Well, that is not true. I am modeling the wheels according to the Pacejka tire model (see https://en.wikipedia.org/wiki/Hans_B._Pacejka#The_Pacejka_"Magic_Formula"_tire_models) and using the magic formula to calculate the longitudinal and lateral forces and self aligning torque of each wheel. So in this case T is a function of longitudinal slip and there actually needs to be a side slip in order for turning to happen, as no S force is generated if there is no side slip. The force F1 always acts in line with x-axis and without the S forces, it would never turn.

The answer I am looking for is irelevent of this anyway, I only gave it for context. I need to know if I can calculate the torque effect in the y-axis using the projected forces, as mentioned in my previous post.

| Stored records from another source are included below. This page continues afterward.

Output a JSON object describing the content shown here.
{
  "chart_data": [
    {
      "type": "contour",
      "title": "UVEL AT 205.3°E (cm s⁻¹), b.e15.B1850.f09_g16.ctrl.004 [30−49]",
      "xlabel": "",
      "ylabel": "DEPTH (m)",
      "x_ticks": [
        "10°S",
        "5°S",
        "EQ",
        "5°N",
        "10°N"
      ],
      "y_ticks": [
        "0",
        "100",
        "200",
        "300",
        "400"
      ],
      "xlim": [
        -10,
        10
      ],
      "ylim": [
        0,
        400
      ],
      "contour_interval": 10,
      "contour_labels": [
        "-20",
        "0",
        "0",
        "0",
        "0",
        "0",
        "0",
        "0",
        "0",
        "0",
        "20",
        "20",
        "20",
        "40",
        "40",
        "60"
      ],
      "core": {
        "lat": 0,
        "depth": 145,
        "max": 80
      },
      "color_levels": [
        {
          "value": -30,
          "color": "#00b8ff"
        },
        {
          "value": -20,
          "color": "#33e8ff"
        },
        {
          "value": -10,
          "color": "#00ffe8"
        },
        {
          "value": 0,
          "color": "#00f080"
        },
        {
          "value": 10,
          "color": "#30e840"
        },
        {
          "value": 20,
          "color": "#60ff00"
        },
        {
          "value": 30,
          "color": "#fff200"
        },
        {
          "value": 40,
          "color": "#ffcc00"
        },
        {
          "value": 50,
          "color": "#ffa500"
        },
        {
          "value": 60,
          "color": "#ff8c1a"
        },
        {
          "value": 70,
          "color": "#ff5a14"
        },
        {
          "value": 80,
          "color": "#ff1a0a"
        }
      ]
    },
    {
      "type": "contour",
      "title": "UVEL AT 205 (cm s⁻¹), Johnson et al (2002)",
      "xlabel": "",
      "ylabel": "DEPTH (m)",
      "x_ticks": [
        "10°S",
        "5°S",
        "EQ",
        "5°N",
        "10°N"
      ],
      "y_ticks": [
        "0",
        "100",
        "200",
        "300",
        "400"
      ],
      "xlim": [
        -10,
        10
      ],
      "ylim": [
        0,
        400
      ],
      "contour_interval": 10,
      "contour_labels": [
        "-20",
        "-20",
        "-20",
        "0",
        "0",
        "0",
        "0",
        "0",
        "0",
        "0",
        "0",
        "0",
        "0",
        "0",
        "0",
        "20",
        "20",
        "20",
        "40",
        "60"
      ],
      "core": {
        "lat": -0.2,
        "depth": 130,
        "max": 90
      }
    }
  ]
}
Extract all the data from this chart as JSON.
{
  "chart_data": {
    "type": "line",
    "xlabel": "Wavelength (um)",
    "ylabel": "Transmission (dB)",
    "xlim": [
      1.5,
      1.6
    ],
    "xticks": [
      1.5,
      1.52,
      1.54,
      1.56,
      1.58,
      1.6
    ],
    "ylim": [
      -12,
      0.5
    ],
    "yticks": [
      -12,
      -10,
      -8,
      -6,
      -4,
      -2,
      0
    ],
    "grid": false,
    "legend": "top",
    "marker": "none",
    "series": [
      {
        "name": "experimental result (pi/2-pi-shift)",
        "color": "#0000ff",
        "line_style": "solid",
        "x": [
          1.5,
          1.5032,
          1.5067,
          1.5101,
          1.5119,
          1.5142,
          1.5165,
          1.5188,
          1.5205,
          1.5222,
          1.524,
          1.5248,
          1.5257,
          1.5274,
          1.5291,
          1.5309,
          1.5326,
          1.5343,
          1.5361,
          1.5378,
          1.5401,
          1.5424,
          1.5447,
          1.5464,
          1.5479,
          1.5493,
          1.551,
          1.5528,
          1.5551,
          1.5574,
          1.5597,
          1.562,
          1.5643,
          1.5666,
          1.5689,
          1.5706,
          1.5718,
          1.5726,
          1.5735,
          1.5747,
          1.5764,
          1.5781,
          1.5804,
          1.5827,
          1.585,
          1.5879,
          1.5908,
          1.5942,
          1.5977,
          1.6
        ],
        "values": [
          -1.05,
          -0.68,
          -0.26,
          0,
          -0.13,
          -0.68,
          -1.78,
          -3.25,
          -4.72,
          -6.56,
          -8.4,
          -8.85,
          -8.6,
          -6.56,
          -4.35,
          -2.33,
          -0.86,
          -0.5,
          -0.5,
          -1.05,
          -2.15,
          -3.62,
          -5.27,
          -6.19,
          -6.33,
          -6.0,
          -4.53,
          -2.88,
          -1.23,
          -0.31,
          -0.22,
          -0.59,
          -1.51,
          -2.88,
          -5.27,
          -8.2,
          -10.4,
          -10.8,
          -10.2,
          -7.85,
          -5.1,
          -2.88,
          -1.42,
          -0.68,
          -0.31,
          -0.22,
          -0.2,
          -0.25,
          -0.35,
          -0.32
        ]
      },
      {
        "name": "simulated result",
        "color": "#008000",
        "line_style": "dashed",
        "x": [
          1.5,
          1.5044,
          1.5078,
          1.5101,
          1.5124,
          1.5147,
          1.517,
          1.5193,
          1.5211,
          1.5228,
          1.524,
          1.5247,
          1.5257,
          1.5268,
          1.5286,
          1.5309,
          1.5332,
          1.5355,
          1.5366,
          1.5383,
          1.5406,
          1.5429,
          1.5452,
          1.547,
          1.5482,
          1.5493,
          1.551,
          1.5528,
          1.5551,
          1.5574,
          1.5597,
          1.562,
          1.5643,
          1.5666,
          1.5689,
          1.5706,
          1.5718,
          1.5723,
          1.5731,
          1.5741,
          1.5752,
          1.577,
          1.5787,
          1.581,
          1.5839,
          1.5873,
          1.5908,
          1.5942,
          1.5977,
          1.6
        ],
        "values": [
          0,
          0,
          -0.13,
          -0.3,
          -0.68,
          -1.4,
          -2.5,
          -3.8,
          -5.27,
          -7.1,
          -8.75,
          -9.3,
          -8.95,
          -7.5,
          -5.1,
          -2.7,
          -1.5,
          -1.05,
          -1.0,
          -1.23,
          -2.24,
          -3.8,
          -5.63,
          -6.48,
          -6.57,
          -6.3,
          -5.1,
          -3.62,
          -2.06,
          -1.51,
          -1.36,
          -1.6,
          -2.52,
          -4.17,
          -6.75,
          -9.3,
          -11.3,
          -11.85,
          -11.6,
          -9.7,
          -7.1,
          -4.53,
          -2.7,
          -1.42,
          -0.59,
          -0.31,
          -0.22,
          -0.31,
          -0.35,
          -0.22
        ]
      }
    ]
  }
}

Thank you for the quick reply, haruspex, I hope you can help me find the answer.

John

 

[haruspex]

self aligning torque of each wheel

Is that the torque you are interested in? If so, I misunderstood; I had thought you were interested in torque on the board as a whole.
Self-aligning torque acts to restore alignment. When the wheels are perfectly aligned there is no torque.
Even when not perfectly aligned, if the bogey is rotating steadily (about a vertical axis) to restore alignment, still no torque. That torque acts to change the rotation rate of the bogey. Is that really what you are asking about?

T is a function of longitudinal slip

needs to be a side slip in order for turning to happen

Thanks for clarifying what slip means here. But whether such slips are needed to create these forces or they are merely side effects of these forces while rolling is moot. E.g. if we replace a rubber tire on road with a steel tire on a pinion track we still get these forces without slip.
Saying the slip causes the forces is like saying that when I use a lever it is the bending strain in the lever that produces the force on the object. It is a reasonable statement but too detailed a view for most purposes.

without the S forces, it would never turn.

Yes, and I did not disagree with that. I wrote that the S forces do not need to produce a torque when maintaining a constant speed around a curve. A torque on the board is needed to change speed during a turn, or to change radius of turn.

So, please clarify, which torque is of interest to you?